Start by setting your ideal retirement age and how much money you'd need to live comfortably in retirement. If you're unsure, use a retirement calculator to determine the amount. Then make a list of your expected savings and sources of income, such as Social Security, annuities and pensions.

When you understand where you are now and what your goals are, it's easier to spot gaps in your retirement savings plan and course correct sooner.

2Make retirement a top priority

It's easy to feel overwhelmed by competing financial objectives like paying down debt or saving for education. But unlike college—where you can apply for scholarships or take out a loan—there aren't any surefire ways to save for retirement other than Social Security.

While it's tempting to use extra money from a raise or tax refund to pay debt or plan a vacation, consider saving it for retirement instead. Use an IRA contribution retirement calculator to see how the money will grow and what its value will be at retirement.

It's also true that the earlier you start saving for retirement, the less you'll have to save each year. Compound interest is a powerful tool that's designed to make your money work harder. The sooner you start taking advantage of it, the better off you'll be.

3Automate your savings

It's no surprise that money is harder to save when it's at your disposal and easier to save when you don't actually see it. That's what makes automatic transfers such a helpful saving tool.

To stay on track, set up automatic transfers from your paycheck to your retirement savings fund, and remember to increase the amount whenever you get a pay raise or a new source of income. These small, regular contributions to your retirement savings can have a big impact over time.

4Make tax-advantaged catch-up contributions

If you're 50 or older, you can contribute an extra $6,500 to your 401(k) annually, bringing your eligible contribution limit to $27,000 per year. You can also contribute an extra $1,000 above the $6,000 annual limit for IRAs.

If you started saving for retirement later in life and are wondering how to maximize retirement savings, use catch-up contributions to help you recover lost ground and benefit from tax advantages.

5Think beyond your 401(k)

If you have a 401(k) or other company-sponsored retirement plan, consider contributing the maximum if you're financially able.

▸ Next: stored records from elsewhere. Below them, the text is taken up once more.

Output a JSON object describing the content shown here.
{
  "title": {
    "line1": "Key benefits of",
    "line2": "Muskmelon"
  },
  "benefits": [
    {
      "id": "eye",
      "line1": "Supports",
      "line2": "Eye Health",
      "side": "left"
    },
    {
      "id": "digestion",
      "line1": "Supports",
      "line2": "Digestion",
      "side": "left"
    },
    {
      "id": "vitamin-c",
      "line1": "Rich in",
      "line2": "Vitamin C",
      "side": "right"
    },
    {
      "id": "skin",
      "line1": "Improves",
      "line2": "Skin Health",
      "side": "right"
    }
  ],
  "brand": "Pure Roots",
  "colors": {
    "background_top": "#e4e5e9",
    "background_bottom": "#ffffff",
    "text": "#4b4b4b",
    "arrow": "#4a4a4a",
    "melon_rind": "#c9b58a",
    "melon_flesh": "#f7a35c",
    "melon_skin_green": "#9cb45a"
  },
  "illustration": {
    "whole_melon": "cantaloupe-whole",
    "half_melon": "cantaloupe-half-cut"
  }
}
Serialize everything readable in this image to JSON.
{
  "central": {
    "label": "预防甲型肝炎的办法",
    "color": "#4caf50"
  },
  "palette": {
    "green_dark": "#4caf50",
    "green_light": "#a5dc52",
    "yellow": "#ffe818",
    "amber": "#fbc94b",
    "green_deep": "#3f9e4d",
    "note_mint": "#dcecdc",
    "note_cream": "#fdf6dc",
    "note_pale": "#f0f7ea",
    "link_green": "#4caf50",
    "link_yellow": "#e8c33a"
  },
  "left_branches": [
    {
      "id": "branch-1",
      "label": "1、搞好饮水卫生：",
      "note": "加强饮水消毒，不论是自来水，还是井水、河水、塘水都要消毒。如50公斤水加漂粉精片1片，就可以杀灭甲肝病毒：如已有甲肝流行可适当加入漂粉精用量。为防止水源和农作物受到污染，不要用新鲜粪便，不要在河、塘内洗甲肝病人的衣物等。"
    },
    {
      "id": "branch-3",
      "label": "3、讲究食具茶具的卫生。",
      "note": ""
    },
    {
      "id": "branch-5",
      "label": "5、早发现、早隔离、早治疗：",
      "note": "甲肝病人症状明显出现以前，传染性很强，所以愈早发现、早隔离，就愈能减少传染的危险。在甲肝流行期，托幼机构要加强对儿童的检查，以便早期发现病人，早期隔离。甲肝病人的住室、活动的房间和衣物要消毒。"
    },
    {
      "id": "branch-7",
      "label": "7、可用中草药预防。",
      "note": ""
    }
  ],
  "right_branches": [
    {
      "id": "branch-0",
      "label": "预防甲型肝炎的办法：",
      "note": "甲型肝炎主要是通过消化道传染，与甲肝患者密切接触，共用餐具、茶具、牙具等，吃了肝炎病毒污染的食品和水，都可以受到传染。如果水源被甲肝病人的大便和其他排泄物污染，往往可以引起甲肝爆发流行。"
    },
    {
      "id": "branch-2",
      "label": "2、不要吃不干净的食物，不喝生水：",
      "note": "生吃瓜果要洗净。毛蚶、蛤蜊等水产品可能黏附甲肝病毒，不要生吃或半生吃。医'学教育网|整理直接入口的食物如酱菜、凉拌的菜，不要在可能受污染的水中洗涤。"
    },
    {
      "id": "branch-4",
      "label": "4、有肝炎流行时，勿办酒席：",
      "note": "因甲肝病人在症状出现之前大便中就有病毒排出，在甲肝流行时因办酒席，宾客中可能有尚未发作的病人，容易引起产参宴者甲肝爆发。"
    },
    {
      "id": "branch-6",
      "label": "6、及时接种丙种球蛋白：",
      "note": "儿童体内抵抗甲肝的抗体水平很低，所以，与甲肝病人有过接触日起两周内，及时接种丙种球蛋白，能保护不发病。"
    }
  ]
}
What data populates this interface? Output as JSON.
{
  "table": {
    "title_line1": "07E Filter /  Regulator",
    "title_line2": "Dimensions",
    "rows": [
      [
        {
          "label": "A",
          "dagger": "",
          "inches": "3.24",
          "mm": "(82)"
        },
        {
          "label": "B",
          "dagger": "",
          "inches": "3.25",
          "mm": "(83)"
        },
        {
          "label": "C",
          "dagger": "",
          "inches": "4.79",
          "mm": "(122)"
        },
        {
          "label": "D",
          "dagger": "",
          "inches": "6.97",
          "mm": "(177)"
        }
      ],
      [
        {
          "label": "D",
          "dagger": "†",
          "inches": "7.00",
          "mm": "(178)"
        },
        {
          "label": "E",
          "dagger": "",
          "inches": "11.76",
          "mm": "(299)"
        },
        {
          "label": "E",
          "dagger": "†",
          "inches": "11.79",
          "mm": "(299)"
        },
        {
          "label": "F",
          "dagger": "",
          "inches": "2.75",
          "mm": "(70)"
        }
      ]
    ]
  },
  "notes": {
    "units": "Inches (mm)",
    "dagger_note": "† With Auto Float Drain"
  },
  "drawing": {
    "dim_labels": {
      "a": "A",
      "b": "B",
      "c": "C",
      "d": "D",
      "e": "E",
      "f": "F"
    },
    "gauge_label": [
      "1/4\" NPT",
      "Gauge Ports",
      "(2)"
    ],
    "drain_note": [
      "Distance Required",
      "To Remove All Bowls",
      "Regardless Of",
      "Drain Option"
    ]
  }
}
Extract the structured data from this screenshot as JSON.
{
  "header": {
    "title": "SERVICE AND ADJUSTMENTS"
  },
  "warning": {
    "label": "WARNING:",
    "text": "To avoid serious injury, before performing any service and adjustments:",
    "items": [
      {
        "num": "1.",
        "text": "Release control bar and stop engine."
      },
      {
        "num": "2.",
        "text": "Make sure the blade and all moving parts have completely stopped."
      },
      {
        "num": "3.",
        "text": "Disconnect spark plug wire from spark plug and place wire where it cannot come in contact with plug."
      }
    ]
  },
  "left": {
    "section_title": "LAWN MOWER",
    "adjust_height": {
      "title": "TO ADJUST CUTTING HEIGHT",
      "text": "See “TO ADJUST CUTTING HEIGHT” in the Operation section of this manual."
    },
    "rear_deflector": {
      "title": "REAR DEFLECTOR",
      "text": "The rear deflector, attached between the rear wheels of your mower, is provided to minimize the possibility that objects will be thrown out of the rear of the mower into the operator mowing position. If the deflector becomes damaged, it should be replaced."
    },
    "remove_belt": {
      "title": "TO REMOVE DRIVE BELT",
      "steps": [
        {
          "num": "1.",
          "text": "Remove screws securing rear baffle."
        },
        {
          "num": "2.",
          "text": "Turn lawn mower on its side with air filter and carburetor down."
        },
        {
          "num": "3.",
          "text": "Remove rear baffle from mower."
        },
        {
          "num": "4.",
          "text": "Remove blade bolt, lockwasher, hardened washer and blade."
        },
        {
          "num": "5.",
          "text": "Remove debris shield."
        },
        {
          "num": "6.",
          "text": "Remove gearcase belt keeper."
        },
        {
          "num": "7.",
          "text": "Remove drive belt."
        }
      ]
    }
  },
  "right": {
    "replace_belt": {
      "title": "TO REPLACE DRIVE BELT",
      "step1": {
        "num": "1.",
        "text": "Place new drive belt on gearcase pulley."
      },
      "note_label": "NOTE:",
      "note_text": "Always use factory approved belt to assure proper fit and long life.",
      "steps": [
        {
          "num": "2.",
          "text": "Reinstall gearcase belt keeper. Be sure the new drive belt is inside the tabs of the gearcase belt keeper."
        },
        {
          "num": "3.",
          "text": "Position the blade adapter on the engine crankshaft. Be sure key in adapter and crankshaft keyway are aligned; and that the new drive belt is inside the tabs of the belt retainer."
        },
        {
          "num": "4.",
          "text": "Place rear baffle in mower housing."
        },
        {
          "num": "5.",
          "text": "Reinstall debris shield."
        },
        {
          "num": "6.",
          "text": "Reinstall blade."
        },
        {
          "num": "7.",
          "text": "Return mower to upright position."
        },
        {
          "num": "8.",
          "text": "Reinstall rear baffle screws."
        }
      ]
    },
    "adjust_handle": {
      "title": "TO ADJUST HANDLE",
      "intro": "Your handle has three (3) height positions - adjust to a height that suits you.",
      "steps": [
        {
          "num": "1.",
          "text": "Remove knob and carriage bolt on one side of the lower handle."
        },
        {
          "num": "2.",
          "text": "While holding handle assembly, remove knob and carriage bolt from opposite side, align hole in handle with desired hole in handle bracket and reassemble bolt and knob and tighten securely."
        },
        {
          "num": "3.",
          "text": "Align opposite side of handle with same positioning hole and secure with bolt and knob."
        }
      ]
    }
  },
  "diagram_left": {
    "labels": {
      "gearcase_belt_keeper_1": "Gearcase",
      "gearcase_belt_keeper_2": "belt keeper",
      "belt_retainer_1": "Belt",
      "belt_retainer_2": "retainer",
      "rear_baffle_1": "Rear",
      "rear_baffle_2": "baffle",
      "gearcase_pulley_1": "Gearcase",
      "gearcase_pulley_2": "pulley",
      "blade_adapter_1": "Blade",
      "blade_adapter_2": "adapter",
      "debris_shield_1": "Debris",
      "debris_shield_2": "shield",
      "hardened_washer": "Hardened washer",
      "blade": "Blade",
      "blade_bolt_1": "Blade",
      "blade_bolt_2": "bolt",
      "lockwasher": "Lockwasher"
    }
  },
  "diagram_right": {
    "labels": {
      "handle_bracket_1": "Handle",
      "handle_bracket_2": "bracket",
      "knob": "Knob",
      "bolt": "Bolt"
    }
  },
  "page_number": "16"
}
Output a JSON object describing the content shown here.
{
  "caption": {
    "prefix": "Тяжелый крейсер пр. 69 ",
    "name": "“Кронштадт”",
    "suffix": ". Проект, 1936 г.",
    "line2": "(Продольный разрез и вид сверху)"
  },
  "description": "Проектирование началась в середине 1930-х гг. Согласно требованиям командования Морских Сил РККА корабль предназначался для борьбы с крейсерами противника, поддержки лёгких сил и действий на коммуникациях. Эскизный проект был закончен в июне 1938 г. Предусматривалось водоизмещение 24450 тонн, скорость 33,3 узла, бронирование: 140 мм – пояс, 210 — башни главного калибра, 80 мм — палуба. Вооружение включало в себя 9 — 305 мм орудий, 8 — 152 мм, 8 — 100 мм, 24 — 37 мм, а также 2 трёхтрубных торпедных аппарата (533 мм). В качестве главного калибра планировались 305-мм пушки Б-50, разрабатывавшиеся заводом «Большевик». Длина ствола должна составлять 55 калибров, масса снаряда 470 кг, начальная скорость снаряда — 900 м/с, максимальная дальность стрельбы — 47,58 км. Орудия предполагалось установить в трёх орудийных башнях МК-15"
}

Even then, depending on your retirement goals and when you started saving, the maximum may not be enough. In that case, consider opening a Roth or traditional IRA, or another savings account.

6Don't forget healthcare

Even once you reach Medicare eligibility at age 65, you'll still have to pay out-of-pocket costs like deductibles and co-pays. Beyond that, what if you or a loved one needs extended care that isn't covered by Medicare? This is a good reason to plan and save for unexpected healthcare expenses that could otherwise derail your retirement.

The good news is that it's never too late to understand how to maximize retirement savings and get the most out of it. If you need guidance, a trusted financial advisor can help you set a course and guide your progress along the way.

This information is provided for educational purposes only and should not be relied on or interpreted as accounting, financial planning, investment, legal or tax advice. Metropolitan Commercial Trust Bank (or its affiliates) neither endorses nor guarantees this information, and encourages you to consult a professional for advice applicable to your specific situation.